12 Novembre 2026 - Paris

L’accident un trauma sans coupable. Et après ?

FacebookXBlueskyLinkedInEmail

Journée de l’Alfest

Le psychotraumatisme doit-il être envisagé spécifiquement, lorsque le choc répond d’une logique fortuite, dénuée d’intention volontaire agressive ?

Alors que la causalité caractérise ontologiquement le psychotraumatisme, seule affection psychopathologique déterminée par un évènement précis, certaines catégories étiologiques séparent radicalement les notions de cause et
d’intentionnalité : si cette dé-coïncidence apparaît simple à admettre intellectuellement, en va-t-il de même émotionnellement, pour le sujet traumatisé comme pour la société ? S’intéresser à « l’accident », à son avenir psychique, à son devenir juridique le cas échéant, permet d’estimer cette complexité évoluant entre corrélation et indépendance, déterminisme et hasard. Les accidents peuvent même confondre la différenciation entre victime et auteur ; d’ampleur, ils entremêleront aussi les problématiques individuelles et collectives dans la compréhension des diverses responsabilités.

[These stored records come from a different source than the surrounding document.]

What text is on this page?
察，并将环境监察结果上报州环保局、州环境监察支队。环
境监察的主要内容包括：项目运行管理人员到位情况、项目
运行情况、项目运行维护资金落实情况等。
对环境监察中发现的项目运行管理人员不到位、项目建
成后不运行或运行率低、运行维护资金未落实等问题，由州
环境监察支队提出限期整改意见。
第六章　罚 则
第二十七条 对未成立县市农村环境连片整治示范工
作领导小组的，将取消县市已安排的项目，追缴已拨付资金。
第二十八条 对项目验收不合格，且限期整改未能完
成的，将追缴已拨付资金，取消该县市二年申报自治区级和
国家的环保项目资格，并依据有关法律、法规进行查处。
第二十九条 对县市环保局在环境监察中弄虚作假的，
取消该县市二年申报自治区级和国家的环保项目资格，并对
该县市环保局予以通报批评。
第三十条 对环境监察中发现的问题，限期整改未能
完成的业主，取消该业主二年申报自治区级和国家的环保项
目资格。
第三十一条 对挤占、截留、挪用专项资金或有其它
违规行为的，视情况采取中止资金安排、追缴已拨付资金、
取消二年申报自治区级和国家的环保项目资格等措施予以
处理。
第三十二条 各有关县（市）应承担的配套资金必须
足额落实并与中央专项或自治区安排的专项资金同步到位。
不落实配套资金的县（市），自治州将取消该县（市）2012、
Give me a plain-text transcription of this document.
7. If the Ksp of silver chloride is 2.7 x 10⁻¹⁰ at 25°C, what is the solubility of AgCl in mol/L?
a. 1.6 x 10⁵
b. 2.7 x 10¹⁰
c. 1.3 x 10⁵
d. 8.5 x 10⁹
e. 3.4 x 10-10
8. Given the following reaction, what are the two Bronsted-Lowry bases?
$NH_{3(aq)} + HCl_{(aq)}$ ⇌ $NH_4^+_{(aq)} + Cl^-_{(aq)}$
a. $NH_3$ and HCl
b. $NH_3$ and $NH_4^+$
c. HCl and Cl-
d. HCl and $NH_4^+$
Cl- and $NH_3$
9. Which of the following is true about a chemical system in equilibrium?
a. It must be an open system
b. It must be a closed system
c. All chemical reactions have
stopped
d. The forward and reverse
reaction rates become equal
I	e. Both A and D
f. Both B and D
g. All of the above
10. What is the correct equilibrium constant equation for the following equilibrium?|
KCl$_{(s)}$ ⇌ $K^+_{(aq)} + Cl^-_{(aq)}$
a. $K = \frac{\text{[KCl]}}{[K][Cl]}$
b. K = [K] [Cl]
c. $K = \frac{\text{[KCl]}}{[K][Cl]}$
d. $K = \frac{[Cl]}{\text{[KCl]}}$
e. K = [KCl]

Quel statut « l’accident » a-t-il dans l’inconscient ? Comment les distinctions juridiques qui définissent une responsabilité non intentionnelle, en cas d’imprudence, de négligence, rencontrent-elles les dynamiques psychiques et celles du soin ? Est-il d’ailleurs vrai que l’impact psychotraumatique s’avère plus délétère si le choc correspond à une agression intentionnelle ? Les chaînes de causalité, se centrant sur un responsable clairement désigné, demeurent certes lourdes et contraignantes, mais paraissent tout de même aménager une liberté de mouvement associatif et élaboratif au mal-être du blessé et/ou du survivant. En revanche, la reconstruction peut-elle intégrer le hasard ? Le sujet ne se trouvera-t-il pas d’autant plus nu et fragile, désespérément exposé aux coups du destin, s’il doit admettre, sur ce qui lui
est arrivé, une absence d’intentionnalité extérieure autant qu’intérieure ?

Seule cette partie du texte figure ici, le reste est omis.